En construisant des biosenseurs pour détecter la présence de mélamine dans le lait, des spectromètres pour détecter la présence de différentes substances toxiques, ou encore des compteur Geiger pour mesurer la radioactivité, des recherches à bas coût sur les polluants environnementaux ont déjà été réalisées. Les biologistes de garage ont aussi mis au point des tests pour déceler des maladies génétiques et des procédés utilisant des codes-barres ADN pour déterminer l’origine des viandes alimentaires.

C'est à ce moment que l'amateur peut contribuer à la science ?

La science ce n'est pas une institution unique et unifiée, une seule façon de réaliser des expérimentations, mais c'est à la fois les universités, les labos, les chercheurs, les amateurs, les financements, les retombées, l'éthique, les équipements, les pratiques, les promesses, etc. C'est l'ensemble de toutes ces choses. Les contributions et les effets des pratiques amateurs pourront se matérialiser à tous ces niveaux.

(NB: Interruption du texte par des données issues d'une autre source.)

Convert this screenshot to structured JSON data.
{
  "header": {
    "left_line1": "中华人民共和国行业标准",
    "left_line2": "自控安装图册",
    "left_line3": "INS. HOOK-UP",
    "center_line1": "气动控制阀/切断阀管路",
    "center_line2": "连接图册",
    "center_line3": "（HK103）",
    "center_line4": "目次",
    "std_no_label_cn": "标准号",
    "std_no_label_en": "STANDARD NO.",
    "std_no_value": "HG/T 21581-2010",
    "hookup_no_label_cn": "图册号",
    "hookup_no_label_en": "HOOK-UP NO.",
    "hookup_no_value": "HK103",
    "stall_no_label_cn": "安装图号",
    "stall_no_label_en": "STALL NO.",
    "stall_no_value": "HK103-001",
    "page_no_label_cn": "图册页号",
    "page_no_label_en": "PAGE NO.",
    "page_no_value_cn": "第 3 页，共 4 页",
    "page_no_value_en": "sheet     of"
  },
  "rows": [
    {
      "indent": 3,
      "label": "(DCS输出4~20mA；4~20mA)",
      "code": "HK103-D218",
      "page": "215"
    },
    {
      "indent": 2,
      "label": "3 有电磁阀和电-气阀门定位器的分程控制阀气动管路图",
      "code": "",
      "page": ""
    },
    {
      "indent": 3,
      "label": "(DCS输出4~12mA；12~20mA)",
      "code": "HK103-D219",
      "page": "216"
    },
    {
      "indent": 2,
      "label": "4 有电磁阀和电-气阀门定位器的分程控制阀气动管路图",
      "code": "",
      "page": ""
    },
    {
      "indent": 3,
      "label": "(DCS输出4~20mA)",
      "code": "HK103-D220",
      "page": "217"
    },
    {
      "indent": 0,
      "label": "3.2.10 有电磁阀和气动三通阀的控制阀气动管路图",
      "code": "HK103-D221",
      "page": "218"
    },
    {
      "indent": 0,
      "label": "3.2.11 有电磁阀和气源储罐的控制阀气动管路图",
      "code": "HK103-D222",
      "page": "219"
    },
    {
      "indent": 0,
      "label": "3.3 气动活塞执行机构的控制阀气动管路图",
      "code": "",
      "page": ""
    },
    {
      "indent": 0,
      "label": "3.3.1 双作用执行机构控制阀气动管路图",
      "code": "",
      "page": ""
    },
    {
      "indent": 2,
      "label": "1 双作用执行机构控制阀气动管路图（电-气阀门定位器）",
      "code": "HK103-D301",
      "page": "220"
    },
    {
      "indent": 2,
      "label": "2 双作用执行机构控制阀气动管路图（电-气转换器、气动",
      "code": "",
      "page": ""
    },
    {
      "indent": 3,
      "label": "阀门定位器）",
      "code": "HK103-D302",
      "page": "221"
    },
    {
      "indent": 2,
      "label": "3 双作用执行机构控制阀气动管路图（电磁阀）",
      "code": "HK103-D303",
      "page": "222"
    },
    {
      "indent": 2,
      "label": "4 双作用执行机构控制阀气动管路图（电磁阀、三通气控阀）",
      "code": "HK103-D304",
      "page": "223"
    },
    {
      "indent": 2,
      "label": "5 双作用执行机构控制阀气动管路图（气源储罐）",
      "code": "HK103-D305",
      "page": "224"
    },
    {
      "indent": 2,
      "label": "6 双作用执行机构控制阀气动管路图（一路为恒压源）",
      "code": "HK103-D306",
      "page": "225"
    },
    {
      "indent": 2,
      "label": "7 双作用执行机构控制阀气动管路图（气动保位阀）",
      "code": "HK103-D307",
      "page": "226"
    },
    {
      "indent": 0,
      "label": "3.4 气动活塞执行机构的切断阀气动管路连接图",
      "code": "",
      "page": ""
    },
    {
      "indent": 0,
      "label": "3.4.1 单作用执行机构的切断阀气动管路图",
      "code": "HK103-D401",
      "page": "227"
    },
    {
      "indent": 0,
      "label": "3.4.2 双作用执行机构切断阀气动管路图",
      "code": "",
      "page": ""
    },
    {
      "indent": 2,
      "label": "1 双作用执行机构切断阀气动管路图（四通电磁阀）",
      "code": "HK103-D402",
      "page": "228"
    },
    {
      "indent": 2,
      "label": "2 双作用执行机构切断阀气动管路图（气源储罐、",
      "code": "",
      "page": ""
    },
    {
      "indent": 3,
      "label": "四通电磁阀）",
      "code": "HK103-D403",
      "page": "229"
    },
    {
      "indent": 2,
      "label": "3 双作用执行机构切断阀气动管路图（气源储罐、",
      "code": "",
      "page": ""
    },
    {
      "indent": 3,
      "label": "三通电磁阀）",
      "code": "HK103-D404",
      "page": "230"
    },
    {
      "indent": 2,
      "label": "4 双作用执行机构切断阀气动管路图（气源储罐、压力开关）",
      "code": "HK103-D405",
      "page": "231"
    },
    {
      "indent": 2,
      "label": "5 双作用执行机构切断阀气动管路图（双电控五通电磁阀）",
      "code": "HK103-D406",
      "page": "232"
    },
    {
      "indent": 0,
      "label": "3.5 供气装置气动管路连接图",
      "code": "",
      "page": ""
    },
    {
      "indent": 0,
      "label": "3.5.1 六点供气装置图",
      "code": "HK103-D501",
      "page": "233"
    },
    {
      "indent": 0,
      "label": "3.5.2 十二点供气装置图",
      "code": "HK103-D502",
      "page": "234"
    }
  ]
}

Si on prend un exemple tout près : le Muséum d’histoire naturelle, la plupart de ces muséums ne pourraient pas faire tous leurs atlas, toutes leurs cartographies sans les milliers de naturalistes qui gravitent autour de ces musées. On voit donc que ça peut être très complémentaire. Un amateur peut travailler facilement avec une institution pour faire une cartographie d'une espèce végétale ou animale par exemple. C'est pareil pour la biologie de garage, on pourrait très bien penser ça en complémentarité avec une université qui se lancerait dans d'autres types de recherche nécessitant des financements plus conséquents, du matériel plus lourd. Tandis qu’en biologie de garage on peut faire d'autres choses, avoir accès à des volontaires plus nombreux, des petites mains qui aideront à réaliser certains projets.

 


 

morgan meyer

Morgan Meyer est maître de conférences à Agro Paris-Tech.

Originaire du Luxembourg, il a obtenu en France une maîtrise de biologie puis un doctorat en sociologie. Après cinq ans de postdoc au Centre de Sociologie de l'Innovation de l'école des Mines, son travail de recherche se poursuit sous deux angles : l’émergence, la gouvernance et la mise en débat de nouvelles formes de biologie (biologie de synthèse, biologie de garage), ainsi que les lieux et pratiques du ‘knowledge brokering’ (intermédiation des savoirs) et les frontières des sciences.